Conservation Efforts

Organizations from different countries around the world are initiating programs to protect and conserve the dragonfly population.

Here’s an overview of some of the dragonfly conservation programs:

The Dragonfly Festival

The festival first took place in India in 2018. The main goal is to educate and enlighten the public about the important role of dragonflies in the environment. Since then, multiple field visits have been conducted by the collaborative efforts of different experts and organizations, including WWF India and Bombay Natural History Society (BNHS)

In 2020, the Indian Dragonfly Society (IDS), BNHS, and WWF India organized the festival virtually in collaboration with the United Nations Development Program (UNDP) and the International Union for Conservation of Nature (IUCN).
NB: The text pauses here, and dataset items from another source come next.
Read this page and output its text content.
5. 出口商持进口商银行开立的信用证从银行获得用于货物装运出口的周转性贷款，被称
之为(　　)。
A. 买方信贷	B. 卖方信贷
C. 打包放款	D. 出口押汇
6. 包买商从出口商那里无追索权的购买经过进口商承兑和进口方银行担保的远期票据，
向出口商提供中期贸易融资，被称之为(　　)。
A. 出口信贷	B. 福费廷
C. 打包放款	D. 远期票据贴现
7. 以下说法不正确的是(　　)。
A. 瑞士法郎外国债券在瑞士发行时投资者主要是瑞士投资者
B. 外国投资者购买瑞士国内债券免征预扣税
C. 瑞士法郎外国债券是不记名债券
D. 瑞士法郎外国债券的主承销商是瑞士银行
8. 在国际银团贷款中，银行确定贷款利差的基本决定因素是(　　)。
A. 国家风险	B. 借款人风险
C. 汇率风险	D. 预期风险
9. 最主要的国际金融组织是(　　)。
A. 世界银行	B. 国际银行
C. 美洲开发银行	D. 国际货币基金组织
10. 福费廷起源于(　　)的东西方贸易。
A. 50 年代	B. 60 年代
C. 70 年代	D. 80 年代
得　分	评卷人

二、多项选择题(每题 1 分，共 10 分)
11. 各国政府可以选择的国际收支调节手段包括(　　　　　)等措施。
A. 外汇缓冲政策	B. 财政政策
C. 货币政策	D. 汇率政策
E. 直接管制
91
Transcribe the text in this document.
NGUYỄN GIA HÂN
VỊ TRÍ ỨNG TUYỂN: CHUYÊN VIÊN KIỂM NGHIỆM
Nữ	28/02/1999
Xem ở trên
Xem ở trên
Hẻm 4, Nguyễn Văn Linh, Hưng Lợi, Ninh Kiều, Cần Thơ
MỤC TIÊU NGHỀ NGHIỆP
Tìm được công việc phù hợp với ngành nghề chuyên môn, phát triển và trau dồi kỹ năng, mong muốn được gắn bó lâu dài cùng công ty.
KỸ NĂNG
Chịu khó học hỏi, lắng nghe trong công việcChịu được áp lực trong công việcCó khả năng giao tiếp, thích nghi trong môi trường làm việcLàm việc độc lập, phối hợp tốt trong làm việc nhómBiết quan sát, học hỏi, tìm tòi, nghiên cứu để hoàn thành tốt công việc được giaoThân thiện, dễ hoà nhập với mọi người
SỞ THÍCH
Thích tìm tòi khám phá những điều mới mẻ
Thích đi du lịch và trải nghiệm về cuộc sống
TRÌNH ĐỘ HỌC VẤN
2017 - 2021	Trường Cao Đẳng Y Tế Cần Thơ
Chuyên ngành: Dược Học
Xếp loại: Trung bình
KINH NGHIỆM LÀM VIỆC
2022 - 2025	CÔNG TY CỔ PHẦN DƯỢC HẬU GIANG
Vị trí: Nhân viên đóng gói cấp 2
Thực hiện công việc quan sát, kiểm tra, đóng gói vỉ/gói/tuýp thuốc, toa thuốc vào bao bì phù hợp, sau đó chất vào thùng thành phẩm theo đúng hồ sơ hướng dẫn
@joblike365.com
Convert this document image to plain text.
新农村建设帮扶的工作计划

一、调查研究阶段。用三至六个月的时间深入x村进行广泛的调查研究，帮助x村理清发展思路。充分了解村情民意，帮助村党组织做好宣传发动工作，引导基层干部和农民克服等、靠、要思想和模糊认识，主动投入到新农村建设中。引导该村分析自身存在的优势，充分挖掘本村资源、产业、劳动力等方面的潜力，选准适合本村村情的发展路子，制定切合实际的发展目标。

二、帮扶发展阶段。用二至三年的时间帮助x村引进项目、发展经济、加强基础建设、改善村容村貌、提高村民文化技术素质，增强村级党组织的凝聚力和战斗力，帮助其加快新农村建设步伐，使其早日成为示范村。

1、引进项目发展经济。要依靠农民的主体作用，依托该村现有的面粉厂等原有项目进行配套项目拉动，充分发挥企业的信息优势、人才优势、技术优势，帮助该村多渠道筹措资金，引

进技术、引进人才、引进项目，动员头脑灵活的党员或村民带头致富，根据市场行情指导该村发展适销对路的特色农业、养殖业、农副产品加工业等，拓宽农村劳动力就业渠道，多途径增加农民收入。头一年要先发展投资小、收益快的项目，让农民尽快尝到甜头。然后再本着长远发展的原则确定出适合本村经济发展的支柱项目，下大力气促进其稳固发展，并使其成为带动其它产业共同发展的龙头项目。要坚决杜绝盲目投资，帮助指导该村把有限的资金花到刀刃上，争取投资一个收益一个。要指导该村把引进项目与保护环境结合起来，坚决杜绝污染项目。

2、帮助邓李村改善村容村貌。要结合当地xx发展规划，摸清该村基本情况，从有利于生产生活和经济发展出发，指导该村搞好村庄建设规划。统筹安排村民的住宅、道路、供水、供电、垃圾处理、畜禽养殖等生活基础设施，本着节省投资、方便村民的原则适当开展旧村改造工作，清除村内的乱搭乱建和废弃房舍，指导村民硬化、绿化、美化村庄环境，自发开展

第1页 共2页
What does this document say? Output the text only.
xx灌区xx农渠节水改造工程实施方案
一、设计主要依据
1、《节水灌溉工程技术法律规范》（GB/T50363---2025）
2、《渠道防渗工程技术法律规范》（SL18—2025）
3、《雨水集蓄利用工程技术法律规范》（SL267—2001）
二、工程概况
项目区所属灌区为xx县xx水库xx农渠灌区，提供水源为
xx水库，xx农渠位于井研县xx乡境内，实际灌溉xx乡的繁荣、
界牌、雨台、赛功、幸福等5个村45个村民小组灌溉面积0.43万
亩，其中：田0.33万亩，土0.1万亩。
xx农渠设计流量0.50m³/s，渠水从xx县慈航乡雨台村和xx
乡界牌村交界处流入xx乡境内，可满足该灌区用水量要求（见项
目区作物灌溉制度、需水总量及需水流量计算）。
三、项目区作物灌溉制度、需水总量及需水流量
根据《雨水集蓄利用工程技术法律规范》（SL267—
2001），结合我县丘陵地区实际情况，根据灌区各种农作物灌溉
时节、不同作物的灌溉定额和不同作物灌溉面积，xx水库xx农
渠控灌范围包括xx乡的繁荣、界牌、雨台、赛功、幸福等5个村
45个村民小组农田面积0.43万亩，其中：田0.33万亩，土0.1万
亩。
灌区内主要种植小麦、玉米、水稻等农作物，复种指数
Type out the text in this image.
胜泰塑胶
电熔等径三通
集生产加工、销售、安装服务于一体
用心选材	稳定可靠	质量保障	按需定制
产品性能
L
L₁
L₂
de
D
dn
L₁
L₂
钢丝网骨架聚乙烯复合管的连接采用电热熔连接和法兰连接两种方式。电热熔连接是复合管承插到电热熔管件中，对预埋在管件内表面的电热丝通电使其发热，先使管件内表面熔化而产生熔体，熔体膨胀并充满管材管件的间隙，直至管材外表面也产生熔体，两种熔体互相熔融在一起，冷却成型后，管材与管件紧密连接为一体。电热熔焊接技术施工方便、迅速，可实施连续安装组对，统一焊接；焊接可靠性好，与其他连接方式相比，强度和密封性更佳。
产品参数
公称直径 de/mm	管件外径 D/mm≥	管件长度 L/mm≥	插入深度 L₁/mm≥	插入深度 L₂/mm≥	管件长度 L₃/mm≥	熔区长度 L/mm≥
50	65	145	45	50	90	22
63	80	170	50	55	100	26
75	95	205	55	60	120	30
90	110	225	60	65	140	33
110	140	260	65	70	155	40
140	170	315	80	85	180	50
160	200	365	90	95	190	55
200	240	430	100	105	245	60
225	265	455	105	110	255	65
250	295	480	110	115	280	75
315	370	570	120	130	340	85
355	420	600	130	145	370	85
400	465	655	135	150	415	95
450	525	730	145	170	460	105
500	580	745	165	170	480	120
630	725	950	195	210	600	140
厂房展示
The 2020 event focused on the importance of dragonfly conservation and trained volunteers to lead public awareness campaigns. 

British Dragonfly Society 

The British Dragonfly Society focuses on conducting multiple conservation projects for dragonflies. This includes: 

  • Dragonfly reintroduction projects in different regions
  • Restoration of dragonfly habitats like peatlands
  • Wetlands and nature reserves conservation projects

Biophilia Foundation

The foundation promotes the conservation and restoration of dragonfly habitats. With the collaborative efforts of their partners at Borderland Restoration Network (BRN), they have installed gabions, a type of retaining wall that supports and retains the water that serves as dragonfly’s habitat and breeding grounds. Together with their partners in Chesapeake Wildlife Heritage (CWH), they have been restoring farm fields back to their original wetland state. This expands the natural habitat of dragonflies in the region.